Однажды в Испании, в окрестностях Таррагоны, когда я в одиночестве, без сопровождения, посетил полузаброшенный рудник, один из рабов, почти вся жизнь которого прошла в этих подземных галереях, бросился на меня с ножом. Вопреки всякой логике он попытался выместить на императоре страдания своего сорокатрехлетнего рабства. Я легко его обезоружил и передал своему врачу; его ярость тут же улеглась, и он превратился в того, кем на самом деле и был, — в существо ничуть не глупее других и гораздо надежнее многих. Этот преступник, которого, если бы я применил тогда суровую статью закона, казнили бы на месте, сделался впоследствии полезным для меня слугой. Большинство людей похожи на этого раба: они угнетены сверх всякой меры, и потому долгие годы отупения сменяются у них внезапным бунтом, столь же неистовым, сколь бесполезным. Мне хотелось увидеть, приводит ли к таким вспышкам предоставленная в разумных пределах свобода, и было удивительно, что подобный опыт не прельстил и других государей.
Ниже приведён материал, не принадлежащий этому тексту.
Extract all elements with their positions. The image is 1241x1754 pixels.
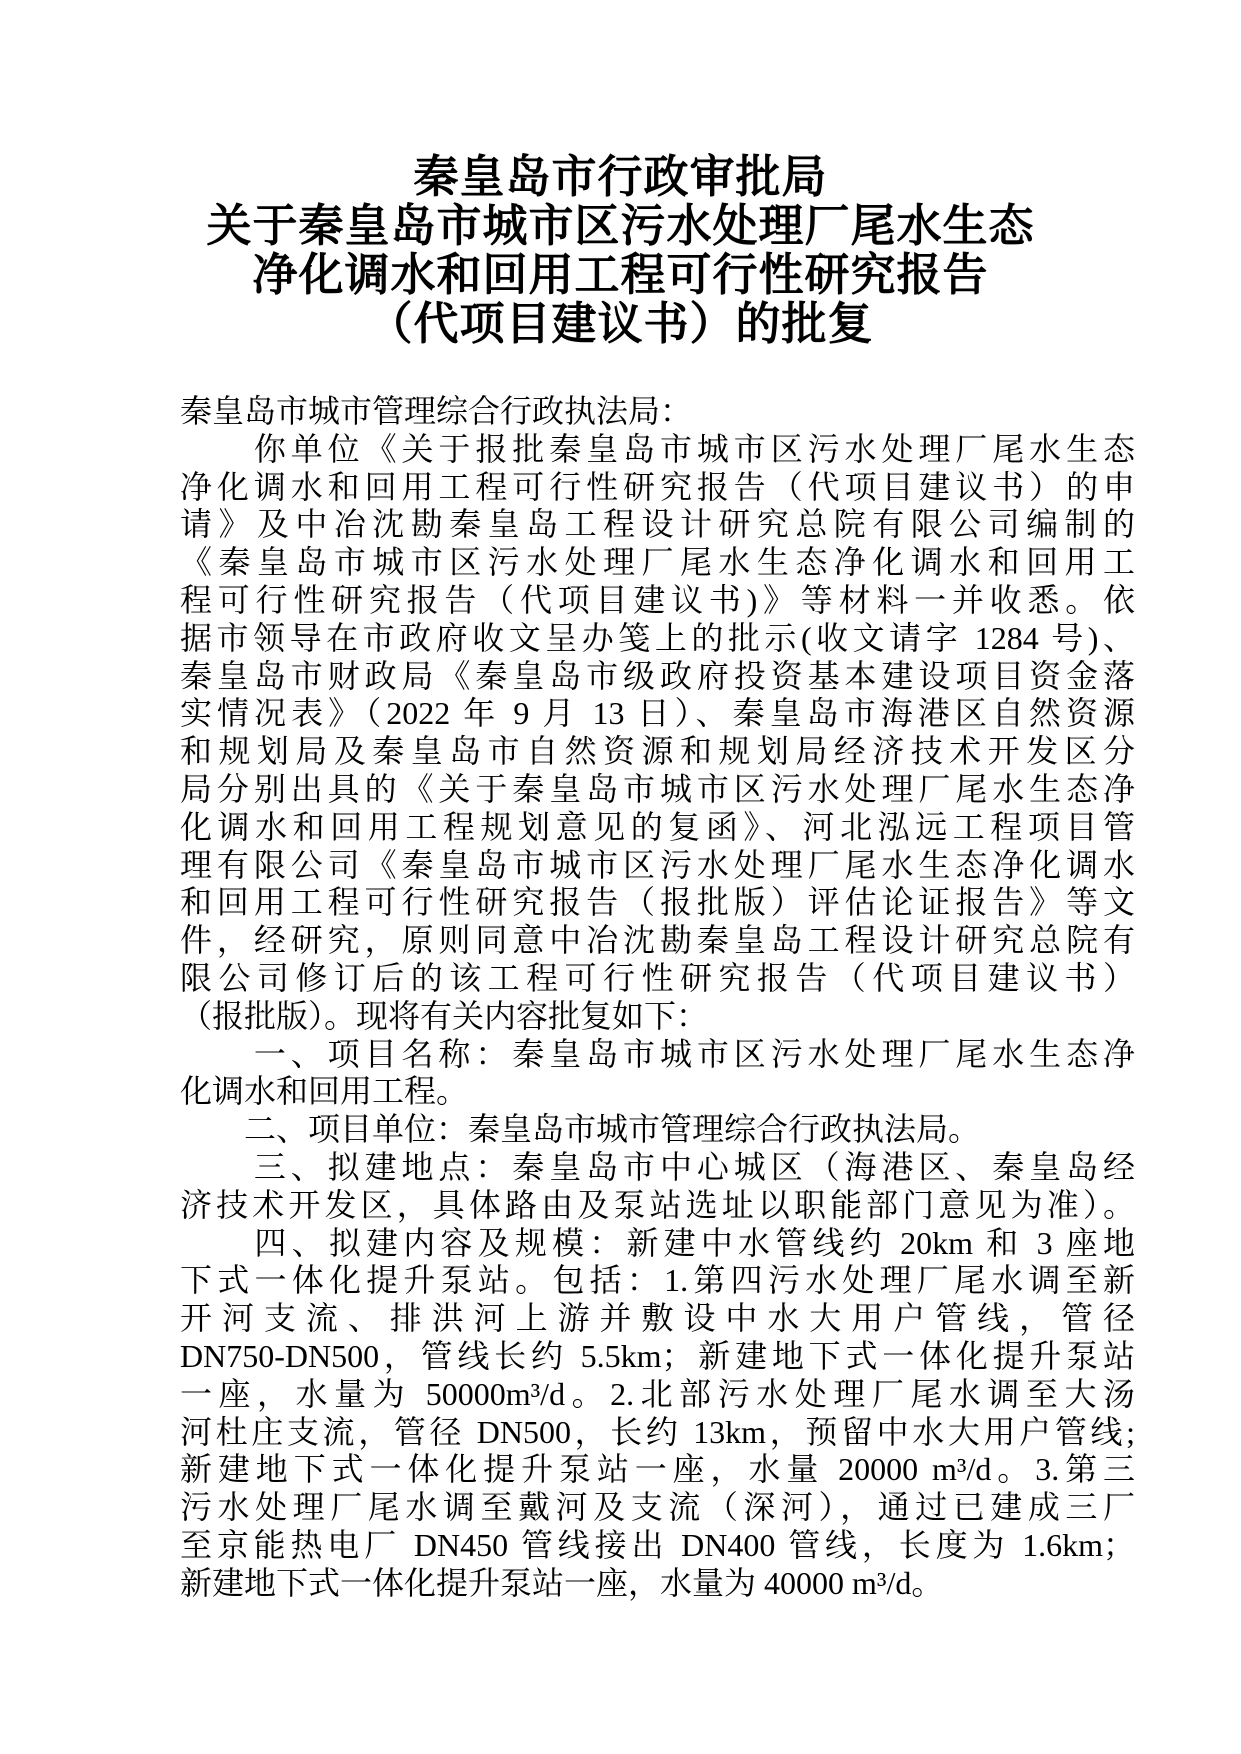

Этот осужденный на работу в рудниках варвар стад для меня символом всех наших рабов. Не было ничего невозможного в том, чтобы поступить с ними так же, как я обошелся с этим человеком, сделать их безопасными с помощью доброты — при том условии, что им заранее будет известно, сколь тверда разоружившая их рука. Народы гибли потому, что им не хватало великодушия; Спарта прожила бы гораздо дольше, если бы это было выгодно илотам; Атлант не пожелал в один прекрасный день больше держать на себе тяжесть небесного свода, и его бунт сотряс землю. Мне хотелось по мере возможности оттянуть — а то и вовсе избежать — наступление того момента, когда варвары извне, а рабы изнутри обрушатся на мир, в отношении которого их принуждают блюсти почтительность и смирение, но все блага которого — не для них. Я стремился к тому, чтобы самому обездоленному из людей — рабу, выгребающему в городах нечистоты, голодному варвару, рыскающему возле наших границ, — было на пользу укрепление и благоденствие Рима.